Thanissaro Bhikkhu (Geoffrey DeGraff) (1949 – ) is an American Buddhist monk of the Thai forest kammathana tradition. After graduating from Oberlin College in 1971 with a degree in European Intellectual History, he traveled to Thailand, where he studied meditation under Ajaan Fuang Jotiko, himself a student of the late Ajaan Lee. He ordained in 1976 and lived at Wat Dhammasathit, where he remained following his teacher’s death in 1986. In 1991 he traveled to the hills of San Diego County, USA, where he helped Ajaan Suwat Suwaco establish Wat Mettavanaram (Metta Forest Monastery). He was made abbot of the monastery in 1993. His long list of publications includes translations from Thai of Ajaan Lee’s meditation manuals; Handful of Leaves, a four-volume anthology of sutta translations; The Buddhist Monastic Code, a two-volume reference handbook for monks; Wings to Awakening; and (as co-author) the college-level textbook Buddhist Religions: A Historical Introduction.
Thanissaro Bhikkhu Quotes
- Another example of an analogy drawn from modern science is the term “holographic,” which I have used to describe some formulations of the Buddhist path.

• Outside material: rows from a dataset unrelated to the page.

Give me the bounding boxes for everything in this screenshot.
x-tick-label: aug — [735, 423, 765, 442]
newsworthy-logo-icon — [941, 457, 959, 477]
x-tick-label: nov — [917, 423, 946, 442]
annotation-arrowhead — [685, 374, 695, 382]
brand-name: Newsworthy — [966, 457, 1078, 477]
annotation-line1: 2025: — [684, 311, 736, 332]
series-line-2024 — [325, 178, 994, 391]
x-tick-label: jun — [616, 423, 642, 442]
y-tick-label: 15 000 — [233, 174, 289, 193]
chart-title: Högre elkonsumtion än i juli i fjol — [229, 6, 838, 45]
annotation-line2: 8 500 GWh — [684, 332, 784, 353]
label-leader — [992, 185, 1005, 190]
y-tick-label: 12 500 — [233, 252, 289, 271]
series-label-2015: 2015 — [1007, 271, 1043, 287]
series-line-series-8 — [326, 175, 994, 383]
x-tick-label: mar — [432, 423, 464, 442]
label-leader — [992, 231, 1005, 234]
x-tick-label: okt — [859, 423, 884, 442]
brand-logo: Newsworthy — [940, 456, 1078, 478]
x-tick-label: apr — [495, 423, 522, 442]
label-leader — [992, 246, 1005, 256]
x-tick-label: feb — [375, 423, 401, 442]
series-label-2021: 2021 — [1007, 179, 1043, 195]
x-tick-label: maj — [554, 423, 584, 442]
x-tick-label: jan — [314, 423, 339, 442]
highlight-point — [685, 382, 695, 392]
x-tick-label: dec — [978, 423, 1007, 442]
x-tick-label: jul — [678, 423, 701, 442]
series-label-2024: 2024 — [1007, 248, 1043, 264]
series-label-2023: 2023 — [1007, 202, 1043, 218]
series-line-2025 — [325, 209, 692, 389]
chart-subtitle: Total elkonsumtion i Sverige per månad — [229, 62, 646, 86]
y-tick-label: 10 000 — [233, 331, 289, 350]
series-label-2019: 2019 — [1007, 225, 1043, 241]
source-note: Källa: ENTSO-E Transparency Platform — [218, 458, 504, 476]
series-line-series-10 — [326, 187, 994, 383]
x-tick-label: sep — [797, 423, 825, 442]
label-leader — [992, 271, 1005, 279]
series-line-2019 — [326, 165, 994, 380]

When a hologram is made of an object, an image of the entire object — albeit fairly fuzzy — can be made from even small fragments of the hologram. In the same way, some formulations of the path contain a rough version of the entire path complete in each individual step. In my search for an adjective to describe such formulations, “holographic” seemed the best choice.
- Because the Buddha saw how these enlightened qualities of wisdom, compassion, and purity could be developed through the pursuit of happiness, he never told his followers to practice his teachings without expecting any gain in return. He understood that such a demand would create an unhealthy dynamic in the mind. In terms of Western psychology, expecting no gain in return would give license for the super‐ego to run amok. Instead, the Buddha taught that even the principle of renunciation is a trade. You exchange candy for gold, trading lesser pleasures for greater happiness. So he encouraged people to be generous with their time and belongings because of the inner rewards they would receive in return.
- Show your thoughts who’s boss.
- All cultures are tied up in the limited, conditioned side of things, while the Buddha’s Awakening points beyond all cultures. It offers the challenge of the Deathless that his contemporaries found liberating and that we, if we are willing to accept the challenge, may find liberating ourselves.
- In our culture… people who don’t submit to their lust are said to be repressed and have all kinds of warped beasts in the basement. So the part of the mind that thrives when it’s freed from lust doesn’t get a chance. It gets pushed into the corner of the basement. It becomes the repressed part.